Now, if you want to use this in a separate file, you would do something liek so:

from greeting import Greeting

hello = Greeting("Hello!", "Jay Osako")
hello.send()
commented: Thanks man! This was exactly what I was looking for +0

Here is an example that you can play with ...

'''Class_Animal1.py
a look at a simple Python class

a class combines methods/functions that belong together
to keep methods private, prefix with a double underline only

see also:
http://neopythonic.blogspot.com/2008/10/why-explicit-self-has-to-stay.html
tested with python27, python32, python33
'''

class Animal():
    """
    class names by convention are capitalized
    """
    def __init__(self, animal, sound):
        """
        __init__() is the 'constructor' of the class instance
        when you create an instance of Animal you have to supply
        it with the name and the sound of the animal
        'self' refers to the instance
        if the instance is dog, then
        name and sound will be that of the dog
        'self' also makes name and sound available
        to all the methods within the class
        """
        self.name = animal
        self.sound = sound

    def speak(self):
        """
        the first argument of a class method is always self
        this method needs to be called with self.speak() within
        the class, or the instance_name.speak() outside the class
        """
        print("The %s goes %s" % (self.name, self.sound))

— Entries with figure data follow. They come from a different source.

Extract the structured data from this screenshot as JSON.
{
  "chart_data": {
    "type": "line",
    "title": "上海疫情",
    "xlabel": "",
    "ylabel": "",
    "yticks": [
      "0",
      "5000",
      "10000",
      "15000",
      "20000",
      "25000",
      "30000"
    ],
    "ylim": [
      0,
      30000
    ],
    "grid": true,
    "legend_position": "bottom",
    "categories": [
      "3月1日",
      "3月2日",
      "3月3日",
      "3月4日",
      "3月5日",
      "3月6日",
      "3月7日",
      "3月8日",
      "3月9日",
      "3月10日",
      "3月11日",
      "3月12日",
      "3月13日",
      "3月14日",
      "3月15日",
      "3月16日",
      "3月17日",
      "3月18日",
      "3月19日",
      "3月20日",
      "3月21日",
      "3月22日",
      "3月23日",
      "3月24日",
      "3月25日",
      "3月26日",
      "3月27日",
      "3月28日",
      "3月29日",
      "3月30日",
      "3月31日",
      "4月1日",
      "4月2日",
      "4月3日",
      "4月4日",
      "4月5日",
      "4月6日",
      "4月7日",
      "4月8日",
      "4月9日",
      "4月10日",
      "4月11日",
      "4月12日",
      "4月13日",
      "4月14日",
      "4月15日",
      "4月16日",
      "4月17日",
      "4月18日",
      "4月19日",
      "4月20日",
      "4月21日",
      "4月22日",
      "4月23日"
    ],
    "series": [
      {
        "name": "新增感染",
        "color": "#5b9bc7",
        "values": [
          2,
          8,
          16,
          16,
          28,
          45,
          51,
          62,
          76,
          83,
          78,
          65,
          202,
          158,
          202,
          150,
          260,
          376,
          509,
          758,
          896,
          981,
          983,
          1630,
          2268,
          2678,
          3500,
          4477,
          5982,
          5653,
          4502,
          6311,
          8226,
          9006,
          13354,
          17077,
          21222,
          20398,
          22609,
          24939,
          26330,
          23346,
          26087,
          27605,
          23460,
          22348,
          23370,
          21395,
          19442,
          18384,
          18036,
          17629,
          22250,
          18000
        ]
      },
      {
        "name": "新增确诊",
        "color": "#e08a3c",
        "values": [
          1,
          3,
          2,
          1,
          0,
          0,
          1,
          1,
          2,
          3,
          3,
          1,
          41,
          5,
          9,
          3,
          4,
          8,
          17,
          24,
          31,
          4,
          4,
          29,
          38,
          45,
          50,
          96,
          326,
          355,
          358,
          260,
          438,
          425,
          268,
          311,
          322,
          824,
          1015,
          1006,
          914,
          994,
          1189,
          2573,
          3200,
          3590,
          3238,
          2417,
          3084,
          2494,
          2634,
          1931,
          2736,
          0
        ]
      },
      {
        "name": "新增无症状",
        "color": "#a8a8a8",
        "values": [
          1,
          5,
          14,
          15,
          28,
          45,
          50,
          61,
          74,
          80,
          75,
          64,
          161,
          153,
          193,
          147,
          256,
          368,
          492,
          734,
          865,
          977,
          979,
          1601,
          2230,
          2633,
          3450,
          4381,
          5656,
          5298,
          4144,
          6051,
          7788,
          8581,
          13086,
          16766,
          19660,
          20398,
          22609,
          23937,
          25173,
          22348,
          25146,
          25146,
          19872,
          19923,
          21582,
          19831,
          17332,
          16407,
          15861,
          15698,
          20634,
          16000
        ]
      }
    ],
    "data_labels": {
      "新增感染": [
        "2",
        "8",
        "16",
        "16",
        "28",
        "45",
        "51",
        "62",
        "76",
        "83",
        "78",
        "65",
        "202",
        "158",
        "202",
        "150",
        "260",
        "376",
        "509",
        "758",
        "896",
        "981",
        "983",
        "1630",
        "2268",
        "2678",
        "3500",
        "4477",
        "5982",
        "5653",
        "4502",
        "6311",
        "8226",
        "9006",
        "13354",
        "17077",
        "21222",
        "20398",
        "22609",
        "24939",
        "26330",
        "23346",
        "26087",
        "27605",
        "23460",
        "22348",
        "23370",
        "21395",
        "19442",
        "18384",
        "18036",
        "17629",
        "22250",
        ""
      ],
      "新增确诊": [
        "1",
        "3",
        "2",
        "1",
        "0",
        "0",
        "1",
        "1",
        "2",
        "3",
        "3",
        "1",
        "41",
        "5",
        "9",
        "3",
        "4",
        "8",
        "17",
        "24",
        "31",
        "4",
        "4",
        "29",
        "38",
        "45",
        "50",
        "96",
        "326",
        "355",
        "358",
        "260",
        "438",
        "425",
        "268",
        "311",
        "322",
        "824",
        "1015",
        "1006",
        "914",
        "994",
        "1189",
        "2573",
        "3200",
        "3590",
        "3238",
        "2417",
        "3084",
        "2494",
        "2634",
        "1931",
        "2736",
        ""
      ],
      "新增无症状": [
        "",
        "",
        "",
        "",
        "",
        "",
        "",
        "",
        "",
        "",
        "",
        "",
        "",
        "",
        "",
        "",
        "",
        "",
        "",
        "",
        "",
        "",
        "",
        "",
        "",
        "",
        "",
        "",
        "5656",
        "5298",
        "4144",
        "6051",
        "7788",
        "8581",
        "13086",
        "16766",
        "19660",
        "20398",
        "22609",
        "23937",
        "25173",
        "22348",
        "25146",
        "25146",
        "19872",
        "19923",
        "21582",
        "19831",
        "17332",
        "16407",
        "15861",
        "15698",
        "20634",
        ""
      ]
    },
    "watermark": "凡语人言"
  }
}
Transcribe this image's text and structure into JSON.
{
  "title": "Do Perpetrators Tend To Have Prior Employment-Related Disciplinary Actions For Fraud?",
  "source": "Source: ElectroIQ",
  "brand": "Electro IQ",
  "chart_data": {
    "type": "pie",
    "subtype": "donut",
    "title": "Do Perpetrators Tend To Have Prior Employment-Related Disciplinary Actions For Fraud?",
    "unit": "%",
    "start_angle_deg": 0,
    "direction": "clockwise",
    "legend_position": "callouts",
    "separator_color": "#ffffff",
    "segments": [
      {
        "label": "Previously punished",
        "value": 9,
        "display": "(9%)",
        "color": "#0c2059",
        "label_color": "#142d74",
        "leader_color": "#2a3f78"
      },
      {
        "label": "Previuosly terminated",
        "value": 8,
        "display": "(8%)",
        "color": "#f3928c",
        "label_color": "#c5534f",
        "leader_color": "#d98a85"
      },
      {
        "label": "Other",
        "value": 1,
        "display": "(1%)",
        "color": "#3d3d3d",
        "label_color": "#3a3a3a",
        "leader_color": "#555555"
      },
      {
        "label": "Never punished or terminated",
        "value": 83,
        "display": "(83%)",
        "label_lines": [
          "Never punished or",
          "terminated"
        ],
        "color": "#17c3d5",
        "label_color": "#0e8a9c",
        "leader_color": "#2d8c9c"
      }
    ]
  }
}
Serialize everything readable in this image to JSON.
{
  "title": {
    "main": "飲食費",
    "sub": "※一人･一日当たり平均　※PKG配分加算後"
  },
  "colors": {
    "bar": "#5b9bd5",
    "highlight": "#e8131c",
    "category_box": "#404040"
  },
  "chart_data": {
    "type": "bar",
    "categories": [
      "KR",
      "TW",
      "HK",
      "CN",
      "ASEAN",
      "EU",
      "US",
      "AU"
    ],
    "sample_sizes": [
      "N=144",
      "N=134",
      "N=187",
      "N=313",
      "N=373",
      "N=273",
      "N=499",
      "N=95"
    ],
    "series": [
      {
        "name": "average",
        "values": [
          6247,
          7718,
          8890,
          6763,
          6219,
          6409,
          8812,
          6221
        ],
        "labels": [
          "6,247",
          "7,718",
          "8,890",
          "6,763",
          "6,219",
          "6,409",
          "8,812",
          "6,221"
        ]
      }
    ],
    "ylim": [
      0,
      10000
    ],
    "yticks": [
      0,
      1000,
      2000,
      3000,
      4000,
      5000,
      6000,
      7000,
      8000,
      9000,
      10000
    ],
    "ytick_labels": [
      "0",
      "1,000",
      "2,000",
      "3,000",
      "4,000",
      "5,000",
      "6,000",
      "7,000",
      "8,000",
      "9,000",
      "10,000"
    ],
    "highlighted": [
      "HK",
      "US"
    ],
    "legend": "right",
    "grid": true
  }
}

# create a few class instances
# remember to supply the name and the sound for each animal
dog = Animal("dog", "woof")
cat = Animal("cat", "meeouw")
cow = Animal("cow", "mooh")

# now you can call each animal's function/method speak()
# by simply connecting instance_name and speak() with a '.'
cow.speak()
cat.speak()
dog.speak()

# you can also access variables associated with the instance
# since cow is the instance
# self.sound becomes cow.sound
print(cow.sound)

Thanks for the help everyone, Schol-R-LEA you are truly awesome! Every problem I have had and posted on here you have shown me how to do it. Great thanks to you man!